This paper proposes a simple generative model to detect change points in time series of graphs. The proposed framework consists of learnable prior distributions for low-dimensional graph representations and of a decoder that can generate dynamic graphs from the latent representations. The informative prior distributions in the latent spaces are learned from observed data as empirical Bayes, and the expressive power of a generative model is exploited to assist change point detection.

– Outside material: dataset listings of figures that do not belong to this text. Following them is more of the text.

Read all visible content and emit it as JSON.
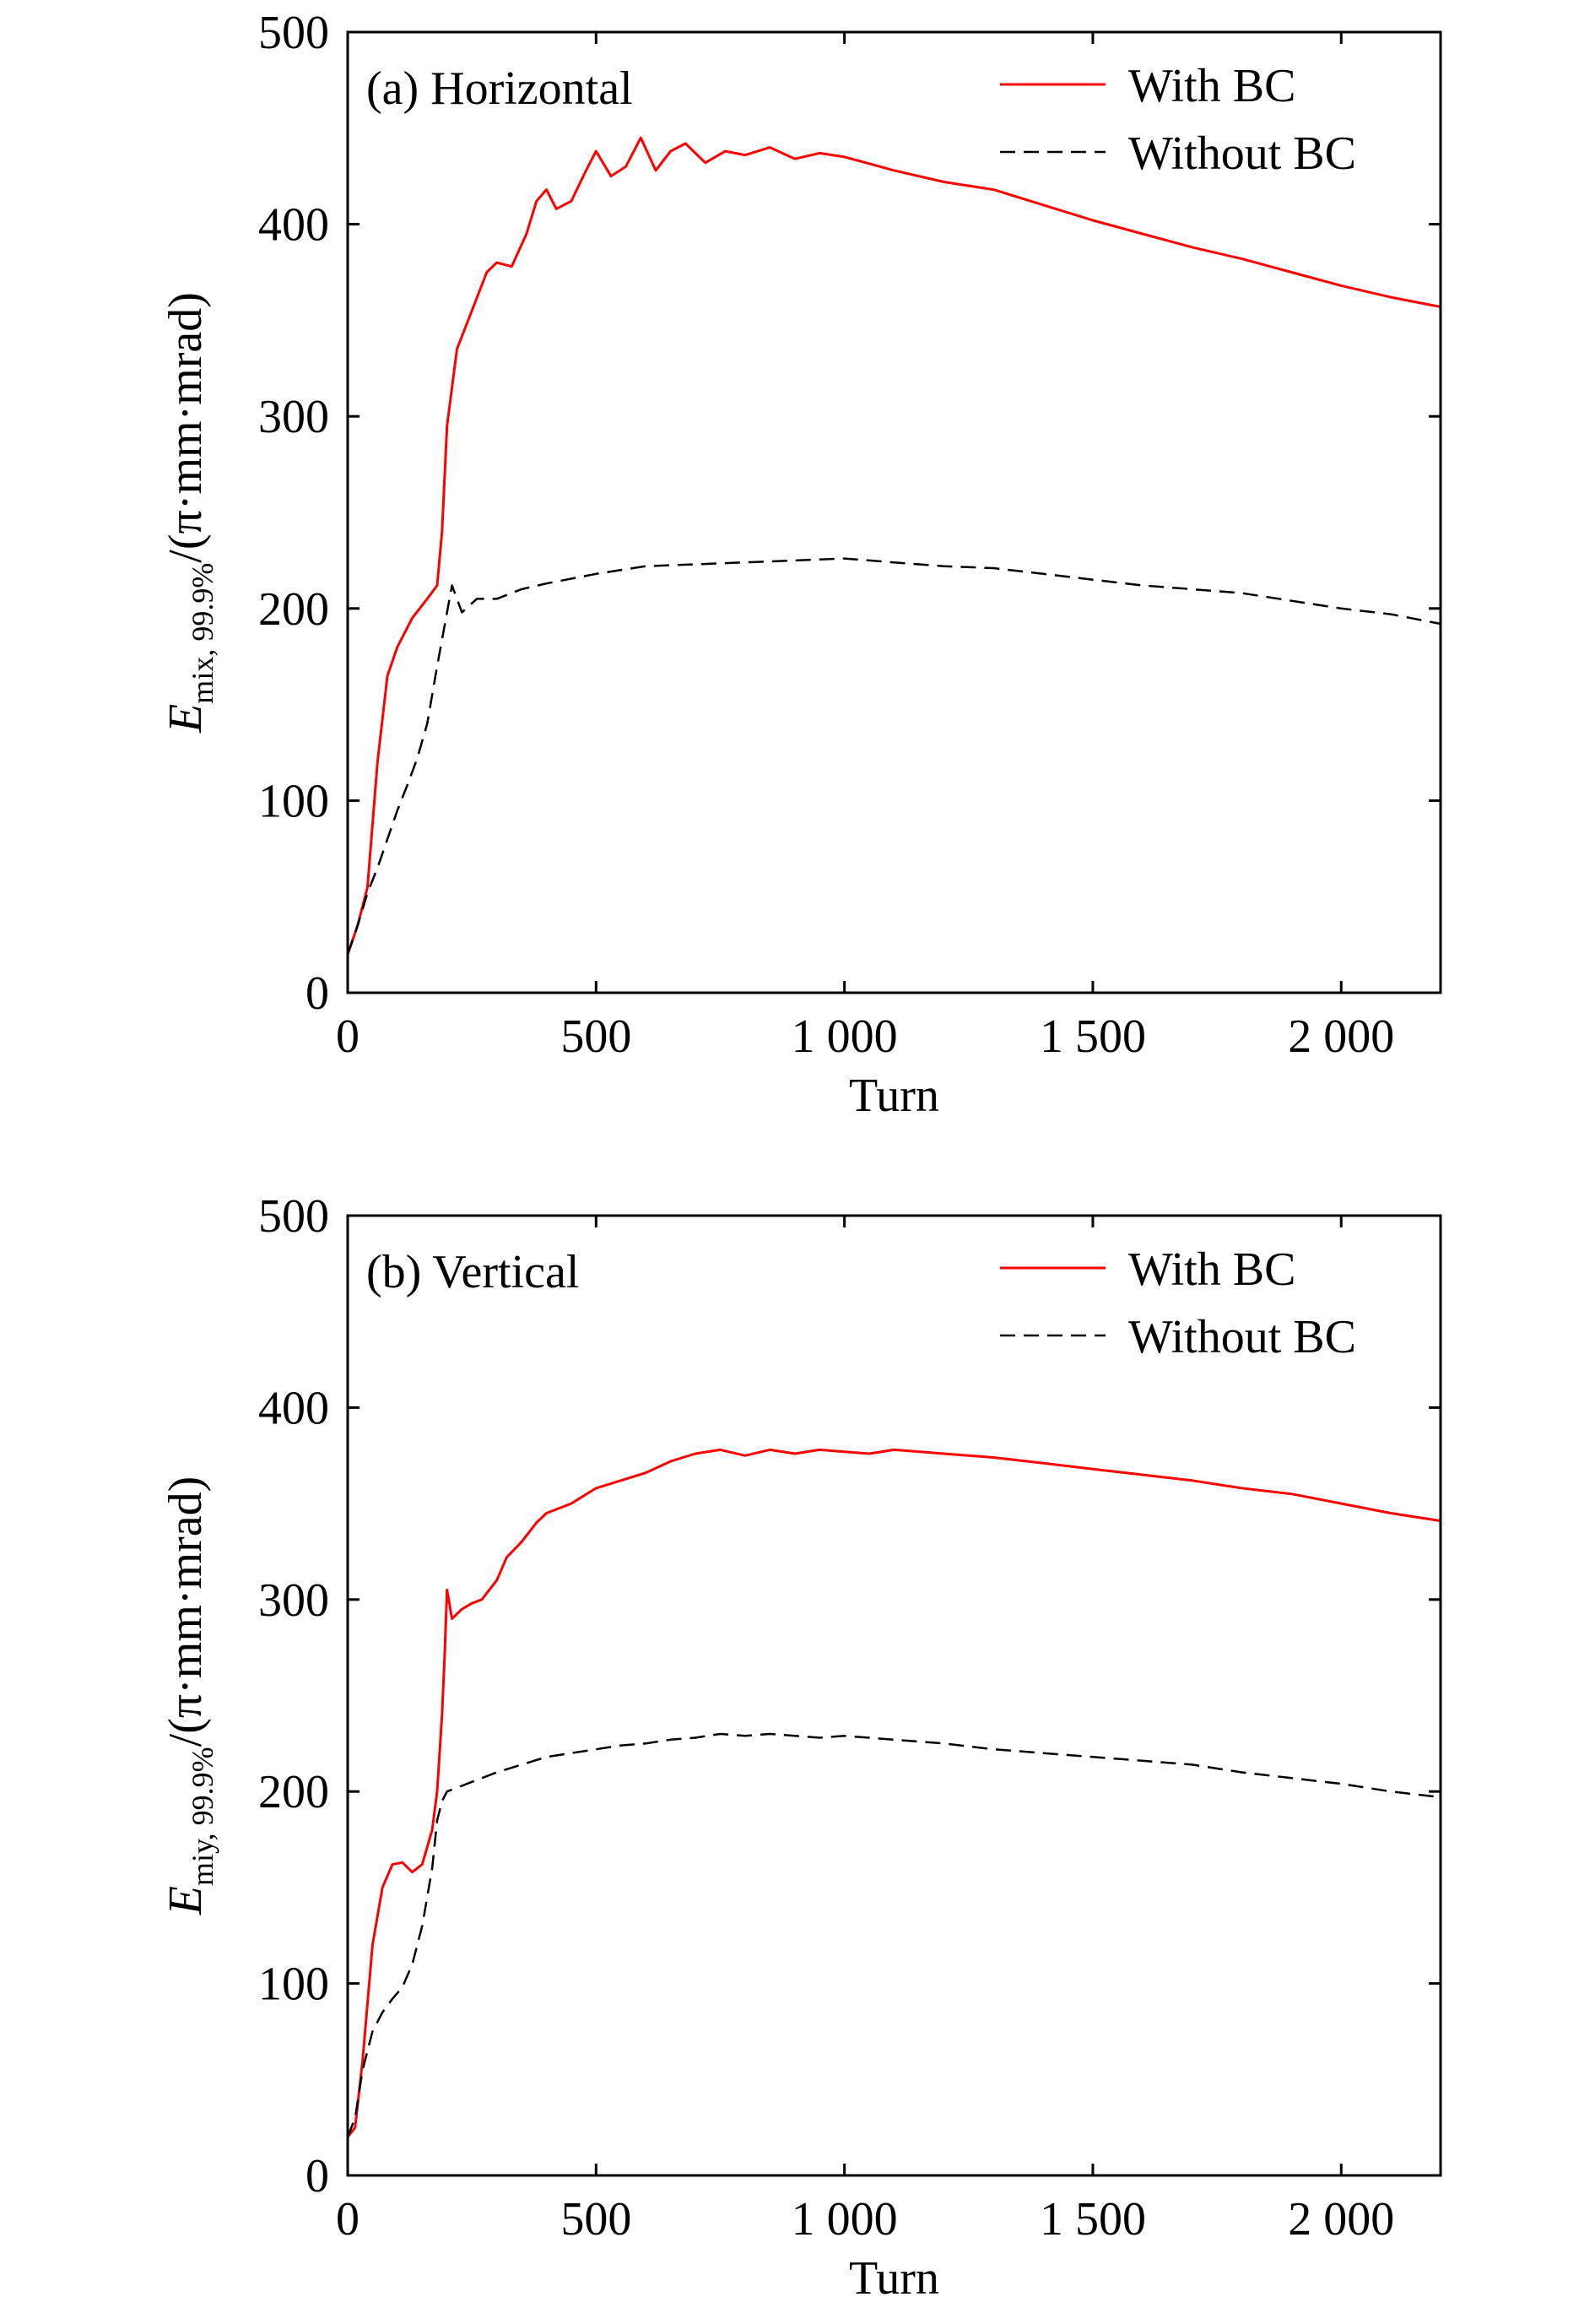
{
  "chart_data": [
    {
      "type": "line",
      "annotation": "(a) Horizontal",
      "xlabel": "Turn",
      "ylabel": {
        "symbol": "E",
        "subscript": "mix, 99.9%",
        "unit": "/(π·mm·mrad)"
      },
      "xlim": [
        0,
        2200
      ],
      "ylim": [
        0,
        500
      ],
      "x_ticks": [
        0,
        500,
        1000,
        1500,
        2000
      ],
      "x_tick_labels": [
        "0",
        "500",
        "1 000",
        "1 500",
        "2 000"
      ],
      "y_ticks": [
        0,
        100,
        200,
        300,
        400,
        500
      ],
      "y_tick_labels": [
        "0",
        "100",
        "200",
        "300",
        "400",
        "500"
      ],
      "grid": false,
      "legend_position": "top-right",
      "series": [
        {
          "name": "With BC",
          "color": "#ff0000",
          "style": "solid",
          "x": [
            0,
            20,
            40,
            60,
            80,
            100,
            130,
            160,
            180,
            190,
            200,
            220,
            250,
            280,
            300,
            330,
            360,
            380,
            400,
            420,
            450,
            480,
            500,
            530,
            560,
            590,
            620,
            650,
            680,
            720,
            760,
            800,
            850,
            900,
            950,
            1000,
            1100,
            1200,
            1300,
            1400,
            1500,
            1600,
            1700,
            1800,
            1900,
            2000,
            2100,
            2200
          ],
          "y": [
            20,
            35,
            55,
            120,
            165,
            180,
            195,
            205,
            212,
            240,
            295,
            335,
            355,
            375,
            380,
            378,
            395,
            412,
            418,
            408,
            412,
            428,
            438,
            425,
            430,
            445,
            428,
            438,
            442,
            432,
            438,
            436,
            440,
            434,
            437,
            435,
            428,
            422,
            418,
            410,
            402,
            395,
            388,
            382,
            375,
            368,
            362,
            357
          ]
        },
        {
          "name": "Without BC",
          "color": "#000000",
          "style": "dashed",
          "x": [
            0,
            20,
            40,
            60,
            80,
            100,
            120,
            140,
            160,
            180,
            200,
            210,
            220,
            230,
            260,
            300,
            350,
            400,
            500,
            600,
            700,
            800,
            900,
            1000,
            1100,
            1200,
            1300,
            1400,
            1500,
            1600,
            1700,
            1800,
            1900,
            2000,
            2100,
            2200
          ],
          "y": [
            20,
            35,
            52,
            65,
            80,
            95,
            108,
            122,
            140,
            170,
            198,
            212,
            205,
            198,
            205,
            205,
            210,
            213,
            218,
            222,
            223,
            224,
            225,
            226,
            224,
            222,
            221,
            218,
            215,
            212,
            210,
            208,
            204,
            200,
            197,
            192
          ]
        }
      ]
    },
    {
      "type": "line",
      "annotation": "(b) Vertical",
      "xlabel": "Turn",
      "ylabel": {
        "symbol": "E",
        "subscript": "miy, 99.9%",
        "unit": "/(π·mm·mrad)"
      },
      "xlim": [
        0,
        2200
      ],
      "ylim": [
        0,
        500
      ],
      "x_ticks": [
        0,
        500,
        1000,
        1500,
        2000
      ],
      "x_tick_labels": [
        "0",
        "500",
        "1 000",
        "1 500",
        "2 000"
      ],
      "y_ticks": [
        0,
        100,
        200,
        300,
        400,
        500
      ],
      "y_tick_labels": [
        "0",
        "100",
        "200",
        "300",
        "400",
        "500"
      ],
      "grid": false,
      "legend_position": "top-right",
      "series": [
        {
          "name": "With BC",
          "color": "#ff0000",
          "style": "solid",
          "x": [
            0,
            15,
            30,
            50,
            70,
            90,
            110,
            130,
            150,
            170,
            180,
            190,
            195,
            200,
            210,
            230,
            250,
            270,
            300,
            320,
            350,
            380,
            400,
            450,
            500,
            550,
            600,
            650,
            700,
            750,
            800,
            850,
            900,
            950,
            1000,
            1050,
            1100,
            1200,
            1300,
            1400,
            1500,
            1600,
            1700,
            1800,
            1900,
            2000,
            2100,
            2200
          ],
          "y": [
            20,
            25,
            60,
            120,
            150,
            162,
            163,
            158,
            162,
            180,
            200,
            240,
            270,
            305,
            290,
            295,
            298,
            300,
            310,
            322,
            330,
            340,
            345,
            350,
            358,
            362,
            366,
            372,
            376,
            378,
            375,
            378,
            376,
            378,
            377,
            376,
            378,
            376,
            374,
            371,
            368,
            365,
            362,
            358,
            355,
            350,
            345,
            341
          ]
        },
        {
          "name": "Without BC",
          "color": "#000000",
          "style": "dashed",
          "x": [
            0,
            15,
            30,
            50,
            70,
            90,
            110,
            130,
            150,
            170,
            180,
            190,
            200,
            220,
            250,
            300,
            350,
            400,
            450,
            500,
            550,
            600,
            650,
            700,
            750,
            800,
            850,
            900,
            950,
            1000,
            1050,
            1100,
            1150,
            1200,
            1300,
            1400,
            1500,
            1600,
            1700,
            1800,
            1900,
            2000,
            2100,
            2200
          ],
          "y": [
            20,
            30,
            55,
            75,
            85,
            92,
            98,
            110,
            130,
            160,
            185,
            195,
            200,
            202,
            205,
            210,
            214,
            218,
            220,
            222,
            224,
            225,
            227,
            228,
            230,
            229,
            230,
            229,
            228,
            229,
            228,
            227,
            226,
            225,
            222,
            220,
            218,
            216,
            214,
            210,
            207,
            204,
            200,
            197
          ]
        }
      ]
    }
  ]
}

Specifically, the model parameters are learned via maximum approximate likelihood, with a Group Fused Lasso regularization. The optimization problem is then solved via Alternating Direction Method of Multipliers (ADMM), and Langevin Dynamics are recruited for posterior inference. Experiments in simulated and real data demonstrate the ability of the generative model in supporting change point detection with good performance.

翻译：本文提出一种简单的生成模型，用于检测图时间序列中的变点。该框架包含可学习的图低维表示先验分布，以及能够从隐表示生成动态图的解码器。隐空间中的信息先验分布通过经验贝叶斯方法从观测数据中学习，并利用生成模型的表达能力辅助变点检测。具体而言，模型参数通过最大近似似然估计进行学习，并引入群体融合Lasso正则化。优化问题采用交替方向乘子法求解，后验推断则通过朗之万动力学实现。在模拟数据和真实数据上的实验表明，该生成模型能有效支持变点检测，且性能表现优异。